Tariffs Take a Big Bite Out of GM’s Earnings
The legacy automaker’s net income was impacted by a $1.1 billion tariff charge, despite GM’s implementation of a few “mitigation” efforts, including manufacturing more vehicles in the U.S. Due to this charge, GM’s net income declined 35% year-over-year to $1.9 billion.
GM warned that the second half of the year will see a bigger tariff impact since it will include two quarters of tariff exposure. Meanwhile, the company confirmed that it is on track to reduce at least 30% of the expected cost increases from tariffs through various measures. These include manufacturing adjustments, targeted cost-saving measures, and consistent pricing.
GM Is Shifting Production to the U.S.
GM is shifting parts of its production to the U.S., with a $4 billion investment in its manufacturing plants over the next two years. The investment will ramp up production at GM’s facilities in Michigan, Kansas, and Tennessee.

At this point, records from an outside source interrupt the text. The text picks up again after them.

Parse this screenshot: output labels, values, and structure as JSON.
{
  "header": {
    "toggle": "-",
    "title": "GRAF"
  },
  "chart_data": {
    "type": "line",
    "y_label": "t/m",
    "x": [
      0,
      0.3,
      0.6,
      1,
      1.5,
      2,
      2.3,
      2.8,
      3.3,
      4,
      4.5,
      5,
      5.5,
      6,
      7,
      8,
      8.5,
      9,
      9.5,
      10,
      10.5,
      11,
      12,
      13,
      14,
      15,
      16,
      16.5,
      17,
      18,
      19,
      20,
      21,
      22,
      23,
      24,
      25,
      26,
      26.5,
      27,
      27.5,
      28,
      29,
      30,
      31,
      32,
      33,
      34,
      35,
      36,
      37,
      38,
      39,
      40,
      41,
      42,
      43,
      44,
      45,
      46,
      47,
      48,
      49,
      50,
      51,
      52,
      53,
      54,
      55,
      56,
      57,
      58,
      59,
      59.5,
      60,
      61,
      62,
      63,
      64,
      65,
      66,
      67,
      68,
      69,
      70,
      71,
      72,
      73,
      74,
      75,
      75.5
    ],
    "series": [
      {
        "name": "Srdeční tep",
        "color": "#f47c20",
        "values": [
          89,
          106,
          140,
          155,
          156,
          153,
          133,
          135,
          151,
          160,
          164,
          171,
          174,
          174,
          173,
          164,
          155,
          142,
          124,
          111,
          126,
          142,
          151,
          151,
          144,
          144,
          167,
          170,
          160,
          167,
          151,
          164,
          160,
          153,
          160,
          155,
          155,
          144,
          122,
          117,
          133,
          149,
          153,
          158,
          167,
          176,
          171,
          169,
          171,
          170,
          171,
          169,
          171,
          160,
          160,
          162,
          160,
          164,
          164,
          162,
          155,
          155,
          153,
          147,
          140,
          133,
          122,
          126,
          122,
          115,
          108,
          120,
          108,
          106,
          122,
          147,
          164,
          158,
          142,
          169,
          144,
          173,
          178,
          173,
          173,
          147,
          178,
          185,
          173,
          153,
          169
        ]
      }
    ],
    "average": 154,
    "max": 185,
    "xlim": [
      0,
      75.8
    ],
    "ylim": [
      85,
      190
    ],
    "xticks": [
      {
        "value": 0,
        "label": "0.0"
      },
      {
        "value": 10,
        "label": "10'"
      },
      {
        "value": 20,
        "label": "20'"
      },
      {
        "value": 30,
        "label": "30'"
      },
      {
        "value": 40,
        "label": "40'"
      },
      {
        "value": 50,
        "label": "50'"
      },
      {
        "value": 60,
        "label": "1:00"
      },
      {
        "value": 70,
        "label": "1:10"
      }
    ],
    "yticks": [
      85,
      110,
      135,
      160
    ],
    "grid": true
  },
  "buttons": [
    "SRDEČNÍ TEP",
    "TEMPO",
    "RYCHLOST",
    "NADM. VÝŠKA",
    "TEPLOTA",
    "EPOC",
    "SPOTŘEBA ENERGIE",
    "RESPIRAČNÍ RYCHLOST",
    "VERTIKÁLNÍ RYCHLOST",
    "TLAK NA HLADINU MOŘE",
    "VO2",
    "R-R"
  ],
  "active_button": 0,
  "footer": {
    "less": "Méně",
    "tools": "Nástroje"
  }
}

CEO Mary Barra stated that the investment will help the company “satisfy unmet customer demand, greatly reduce our tariff exposure, and capture upside opportunities as we launch new models.”
Barra also noted that GM is leading the industry in full-size trucks and SUVs, and growing its electric vehicle (EV) business, with Q2 EV sales up 111% year-over-year. Meanwhile, its performance in China was strong in Q2, supported by the launch of new energy vehicles.
Is GM Stock a Buy, Hold, or Sell?
On TipRanks, General Motors stock has a Moderate Buy consensus rating based on 13 Buys, six Holds, and two Sell ratings. Also, the average General Motors price target of $55.66 implies 4.6% upside potential from current levels. GM stock has gained 7.4% in the past year.
Please note that these ratings were issued before the Q2 print and are subject to change once analysts revise their recommendations.